Why do something - start a business, change jobs, 중년 질건조증 솔루션 get a divorce, move home - that might threaten that comfort?

But my mantra is that there could always be something more brilliant out there. And unless you open those doors, you don't discover what that something could be.

I remind my husband that we had a baby when I was in my 40s. That was a risk - we were perfectly happy with having our one daughter, Betsy, and if something had gone wrong we could have turned our lives upside down unnecessarily.
But, of course, now we never regret having our youngest, Primrose.

So we've come to a compromise. We'll spend a few months of the year - when our daughters aren't in school - living in the US. As we spend more time there, we'll see how we can change our life and make it work.

Of course, if it was up to me, we'd just pack and go and run a paddleboard school by the beach. But at least now we will deal with the obstacles as they come up, rather than letting the thought of them stop us.

Allow yourself to want more

I have a friend who fell in love, age 39, with an Australian man. She chucked it all in here and emigrated to be with him.

She told me, ‘All I think, every day, is why didn't I do this sooner? Why was I always stopping myself - thinking, "This is as good as it gets" - when I wasn't actually happy?' If you're not happy with your life and you're trying to change it - that's not even a risk.
That's just correcting something that's not right.

Just because we're in midlife, or have a family, doesn't mean we have to sit still and accept our lot.

I think that, a lot of the time, we don't take risks because we don't think we deserve to have more - we've had our time, it's too late for anything else.

I will always look for newness and change.

When people ask me if our house in Hampshire is our ‘forever home', I can't think of anything worse. I will undoubtedly be bored out of my mind in a couple of years and will be moving on to try something else.

When will enough be enough?
When will I have achieved what I want to achieve? Honestly, I don't ever see that happening. I will just keep on going. I won't ever stop taking risks if I think they can bring me happiness. I look at my mum, who is 74 and considering moving to Africa. I think that's fantastic.

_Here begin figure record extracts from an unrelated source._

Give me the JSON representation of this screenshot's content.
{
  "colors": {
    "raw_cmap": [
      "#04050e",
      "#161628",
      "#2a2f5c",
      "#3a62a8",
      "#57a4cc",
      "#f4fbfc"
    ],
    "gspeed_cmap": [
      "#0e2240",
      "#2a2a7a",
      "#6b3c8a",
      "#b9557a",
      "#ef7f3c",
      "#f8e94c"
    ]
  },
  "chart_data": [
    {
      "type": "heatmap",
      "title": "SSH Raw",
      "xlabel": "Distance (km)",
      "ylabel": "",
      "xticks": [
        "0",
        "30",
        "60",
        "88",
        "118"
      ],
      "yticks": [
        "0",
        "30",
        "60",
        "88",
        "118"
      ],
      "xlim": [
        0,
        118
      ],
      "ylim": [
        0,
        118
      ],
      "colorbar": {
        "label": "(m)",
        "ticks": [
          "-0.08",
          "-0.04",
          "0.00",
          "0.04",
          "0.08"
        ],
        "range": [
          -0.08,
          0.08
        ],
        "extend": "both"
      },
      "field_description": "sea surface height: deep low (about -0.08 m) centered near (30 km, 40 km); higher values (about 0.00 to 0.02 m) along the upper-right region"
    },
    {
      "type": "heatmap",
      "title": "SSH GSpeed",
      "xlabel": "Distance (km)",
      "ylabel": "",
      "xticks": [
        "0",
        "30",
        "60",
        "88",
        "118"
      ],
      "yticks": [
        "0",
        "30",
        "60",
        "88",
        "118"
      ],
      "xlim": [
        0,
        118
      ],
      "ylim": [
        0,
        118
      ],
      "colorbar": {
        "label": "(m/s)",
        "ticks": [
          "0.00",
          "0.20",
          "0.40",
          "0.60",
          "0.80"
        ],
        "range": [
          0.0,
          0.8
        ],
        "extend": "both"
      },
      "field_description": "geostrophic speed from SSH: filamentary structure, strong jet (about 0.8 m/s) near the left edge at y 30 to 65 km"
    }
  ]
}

She's not concerned about contemplating such a bold move at her age - she's asking the question we should all be asking ourselves: ‘OK, what's next?'


Allergic to risk? 

Tabitha's advice for breaking out of your rut 

Write down what you're really afraid of

Instead of automatically saying no, pick apart what's going on in your head.

What are you scared of? Failure? Embarrassment? Now ask yourself what you stand to gain if everything were to go right. Adventure? Excitement? Happiness?

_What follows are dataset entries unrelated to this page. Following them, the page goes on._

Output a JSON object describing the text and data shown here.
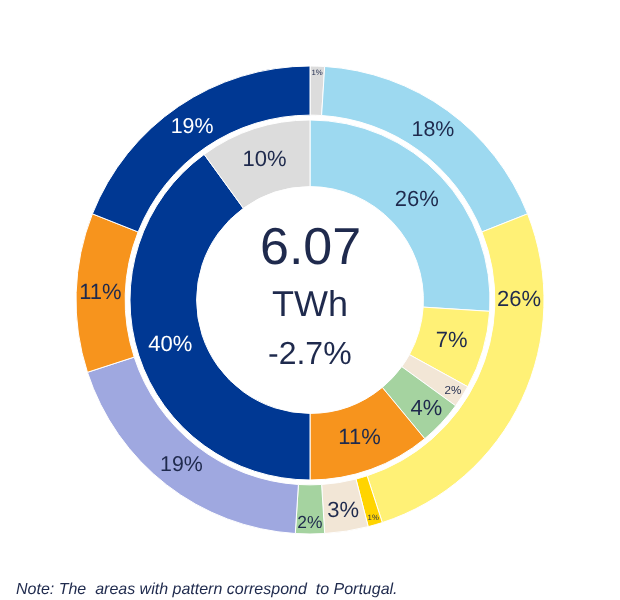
{
  "chart_data": {
    "type": "donut",
    "legend": false,
    "series": [
      {
        "values": [
          1,
          18,
          26,
          1,
          3,
          2,
          19,
          11,
          19
        ],
        "colors": [
          "#dcdcdc",
          "#9dd9f0",
          "#fff176",
          "#ffd400",
          "#f2e6d6",
          "#a5d3a0",
          "#9fa8e0",
          "#f7941d",
          "#003893"
        ],
        "value_labels": [
          "1%",
          "18%",
          "26%",
          "1%",
          "3%",
          "2%",
          "19%",
          "11%",
          "19%"
        ]
      },
      {
        "values": [
          26,
          7,
          2,
          4,
          11,
          40,
          10
        ],
        "colors": [
          "#9dd9f0",
          "#fff176",
          "#f2e6d6",
          "#a5d3a0",
          "#f7941d",
          "#003893",
          "#dcdcdc"
        ],
        "value_labels": [
          "26%",
          "7%",
          "2%",
          "4%",
          "11%",
          "40%",
          "10%"
        ]
      }
    ],
    "annotations": [
      "6.07",
      "TWh",
      "-2.7%",
      "Note: The  areas with pattern correspond  to Portugal."
    ]
  }
}
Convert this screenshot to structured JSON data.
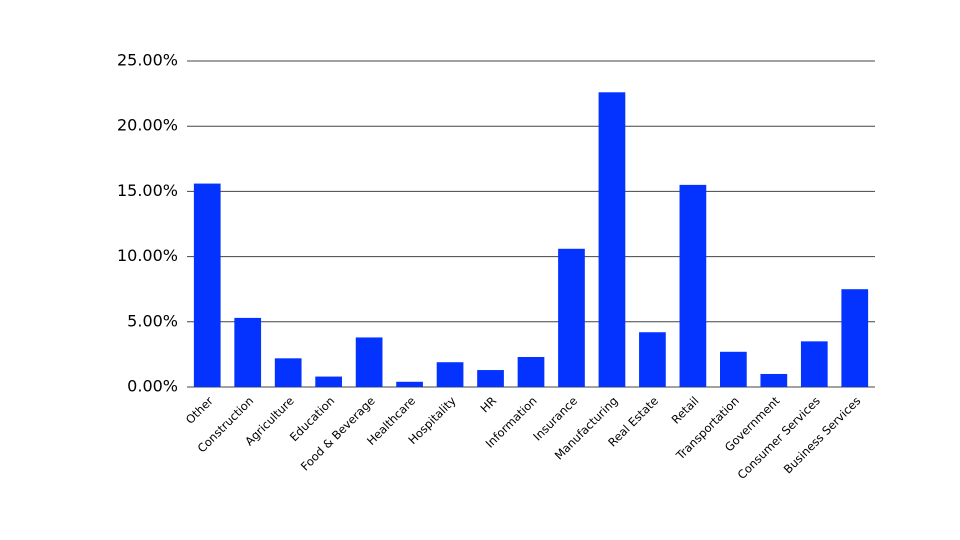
{
  "chart_data": {
    "type": "bar",
    "categories": [
      "Other",
      "Construction",
      "Agriculture",
      "Education",
      "Food & Beverage",
      "Healthcare",
      "Hospitality",
      "HR",
      "Information",
      "Insurance",
      "Manufacturing",
      "Real Estate",
      "Retail",
      "Transportation",
      "Government",
      "Consumer Services",
      "Business Services"
    ],
    "values": [
      15.6,
      5.3,
      2.2,
      0.8,
      3.8,
      0.4,
      1.9,
      1.3,
      2.3,
      10.6,
      22.6,
      4.2,
      15.5,
      2.7,
      1.0,
      3.5,
      7.5
    ],
    "color": "#0433ff",
    "ylim": [
      0,
      25
    ],
    "yticks": [
      {
        "value": 0,
        "label": "0.00%"
      },
      {
        "value": 5,
        "label": "5.00%"
      },
      {
        "value": 10,
        "label": "10.00%"
      },
      {
        "value": 15,
        "label": "15.00%"
      },
      {
        "value": 20,
        "label": "20.00%"
      },
      {
        "value": 25,
        "label": "25.00%"
      }
    ],
    "grid": true
  }
}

Don't seek everyone's advice

It's tempting to ask other people ‘What do you think?' when you're about to make a big life change.
But there will always be naysayers - usually people threatened by or jealous of you doing things differently. Only you know what you need.

What's the alternative?

If you don't take this risk, are you really happy with this being your forever?

If the risk you're considering seems too extreme, is there a way to say yes to parts of it?


No Regrets by Tabitha Webb will be published on 23 July by HQ, price £7.99.
To pre-order a copy for £5.49 until 26 July go to and enter code YOUREGRETS at checkout.